Washington Sen. Patty Murray, the Senate’s top Democratic appropriator, was in attendance, along with Democratic Sens. Maggie Hassan of New Hampshire, Catherine Cortez Masto of Nevada and Angus King of Maine, an independent who caucuses with Democrats.
Those senators declined to comment as they left the confab. But a Democratic aide familiar with the meeting said there is “a ways to go” in the ongoing negotiations “to secure the significant reforms that Democrats have laid out for weeks and that are necessary to earn the support of the Democratic caucus.”
Sen. John Hoeven (R-N.D.), who also attended, said afterward he thinks the group “made some more progress” toward a deal as the DHS shutdown approaches five weeks. Senate Appropriations Chair Susan Collins (R-Maine) said the White House had made “a very fair, reasonable offer.”
“I think Democrats need to come back to us now and talk to us about what they’re willing to do,” Hoeven added. “We’ve put so many things on the table and put them out.”
An ongoing complaint about the negotiations from Democrats has been that Republicans and the White House have offered their proposals in recent weeks without legislative text. But Republicans offered fresh draft legislation Friday, put together by the White House, according to Hoeven.
He characterized the latest GOP offer as “building” on a letter the White House sent earlier this week and “providing more detail on it and providing legislative text on it.”

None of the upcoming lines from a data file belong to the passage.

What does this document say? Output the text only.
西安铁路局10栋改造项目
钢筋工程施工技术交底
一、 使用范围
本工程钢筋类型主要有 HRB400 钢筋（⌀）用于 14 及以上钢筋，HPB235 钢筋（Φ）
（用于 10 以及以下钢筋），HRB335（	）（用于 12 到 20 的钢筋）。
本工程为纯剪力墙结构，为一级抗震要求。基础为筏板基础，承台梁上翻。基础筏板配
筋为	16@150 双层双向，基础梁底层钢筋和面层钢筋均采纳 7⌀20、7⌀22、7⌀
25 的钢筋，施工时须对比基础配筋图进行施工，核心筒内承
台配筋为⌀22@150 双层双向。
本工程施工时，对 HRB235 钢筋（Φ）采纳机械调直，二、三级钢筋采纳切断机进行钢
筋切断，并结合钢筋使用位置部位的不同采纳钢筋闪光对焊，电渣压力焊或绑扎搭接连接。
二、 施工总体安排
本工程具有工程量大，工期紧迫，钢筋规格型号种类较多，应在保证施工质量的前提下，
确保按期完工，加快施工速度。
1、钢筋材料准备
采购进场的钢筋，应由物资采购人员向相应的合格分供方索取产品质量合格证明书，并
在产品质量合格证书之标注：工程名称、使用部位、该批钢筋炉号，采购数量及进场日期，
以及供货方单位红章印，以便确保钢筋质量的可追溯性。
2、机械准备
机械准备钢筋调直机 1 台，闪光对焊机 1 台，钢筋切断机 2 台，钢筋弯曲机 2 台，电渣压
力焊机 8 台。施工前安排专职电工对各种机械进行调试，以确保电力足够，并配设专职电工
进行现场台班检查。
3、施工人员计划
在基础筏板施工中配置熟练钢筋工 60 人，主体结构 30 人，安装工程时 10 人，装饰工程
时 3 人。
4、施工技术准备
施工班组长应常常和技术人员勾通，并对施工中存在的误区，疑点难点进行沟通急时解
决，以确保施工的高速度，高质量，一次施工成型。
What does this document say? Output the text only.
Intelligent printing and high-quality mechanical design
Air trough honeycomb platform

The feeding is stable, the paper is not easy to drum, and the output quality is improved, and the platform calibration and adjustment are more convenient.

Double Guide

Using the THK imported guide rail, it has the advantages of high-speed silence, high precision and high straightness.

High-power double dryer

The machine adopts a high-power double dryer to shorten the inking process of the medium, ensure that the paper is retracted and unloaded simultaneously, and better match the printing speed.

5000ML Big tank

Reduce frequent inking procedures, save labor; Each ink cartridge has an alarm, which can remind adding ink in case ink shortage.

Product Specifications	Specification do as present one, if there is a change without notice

Sen. Katie Britt (R-Ala.), chair of the Homeland Security funding panel, said as she left the meeting that a deal to reopen DHS needs to be clinched by next week “one way or the other.”
“There has to be a pathway forward,” she said
The group of lawmakers is hoping to meet again over the weekend, with the Senate planning to be in session both Saturday and Sunday working on other legislative priorities. But Republicans said timing will be up to Democrats, who are now expected to respond with a counteroffer.
Democrats have insisted on requiring judicial warrants for immigration raids, and that remains unsettled, but Hoeven said there was room for agreement over creating “serious” criminal penalties for “doxxing” and harassing law enforcement.
That could help ease concerns about requiring DHS officers to identify themselves and their agency when conducting immigration enforcement operations, though Hoeven said the masking ban Democrats want remains a nonstarter.
“ICE is going to have to be able to wear masks the same way other law enforcement does,” he said.